Le groupe énergétique public français EDF a temporairement arrêté trois réacteurs nucléaires, tandis que sept autres pourraient fonctionner à puissance réduite. Le plus grand producteur d’électricité français a déclaré que cette décision était nécessaire pour se conformer à la réglementation environnementale.
Le groupe énergétique public français EDF a temporairement fermé trois réacteurs nucléaires dimanche, tout en avertissant que sept autres pourraient devoir ajuster leur production d’électricité alors que la vague de chaleur qui frappe le pays se poursuit.
Selon l’entreprise, cette mesure constitue une exigence de protection de l’environnement visant à éviter de rejeter de l’eau trop chaude dans des rivières déjà réchauffées à cause de la canicule.
Les centrales nucléaires utilisent l’eau des rivières pour refroidir leurs réacteurs avant de rejeter l’eau chauffée dans les rivières.
« Il n’y a pas de risque en matière de sûreté nucléaire. Les réacteurs sont capables de fonctionner dans des conditions de températures élevées. Ces limites visent à protéger la faune et la flore aquatiques », a indiqué un porte-parole d’EDF.
EDF indique que trois réacteurs nucléaires sont actuellement hors service : la tranche 2 de Golfech (1 300 MW), la tranche 3 du Bugey (900 MW) et la tranche 2 de Chooz (1 450 MW). Les trois réacteurs hors ligne représentent à eux seuls 3,65 GW de capacité, soit environ 6 % du parc nucléaire français installé, soit environ 61 GW.
Interrogé sur la capacité manquante, EDF a déclaré que les réacteurs nucléaires sont capables d’optimiser la production tout en restant dans les limites réglementaires.
Sur la base des dernières prévisions météorologiques, l’unité 3 du Bugey devrait actuellement rester hors ligne jusqu’au 19 juillet, l’unité 2 de Golfech jusqu’au 22 juillet et l’unité 2 de Chooz jusqu’au 25 juillet.
Le calendrier et la durée de ces arrêts de réacteurs pour des raisons environnementales seront ajustés en fonction de l’évolution des prévisions météorologiques.

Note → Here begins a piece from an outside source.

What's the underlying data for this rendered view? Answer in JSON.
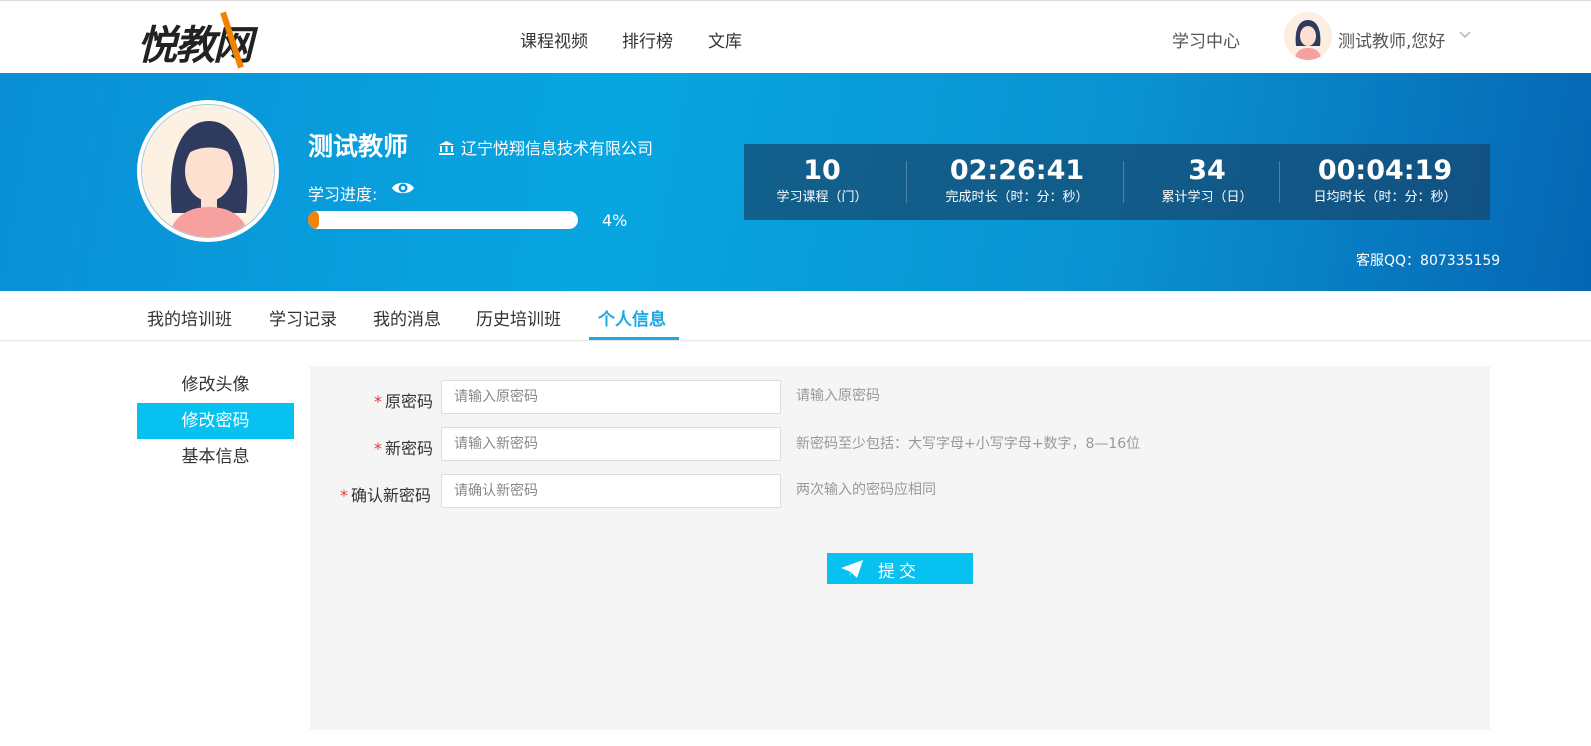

« Sept autres réacteurs nucléaires pourraient être amenés à adapter leur puissance, qui fluctue au cours de la journée », a indiqué le porte-parole d’EDF.
Le ministère de l’Economie a délivré samedi une dérogation aux limites de température pour le chauffage du Rhône autour de la centrale du Bugey « afin d’assurer la sécurité du réseau électrique », valable jusqu’au 20 juillet.
Se préparer aux futures vagues de chaleur
Dimanche, la troisième vague de chaleur qui a balayé le pays depuis mai a placé plus d’un tiers de la France sous l’alerte de chaleur la plus élevée du service météorologique national.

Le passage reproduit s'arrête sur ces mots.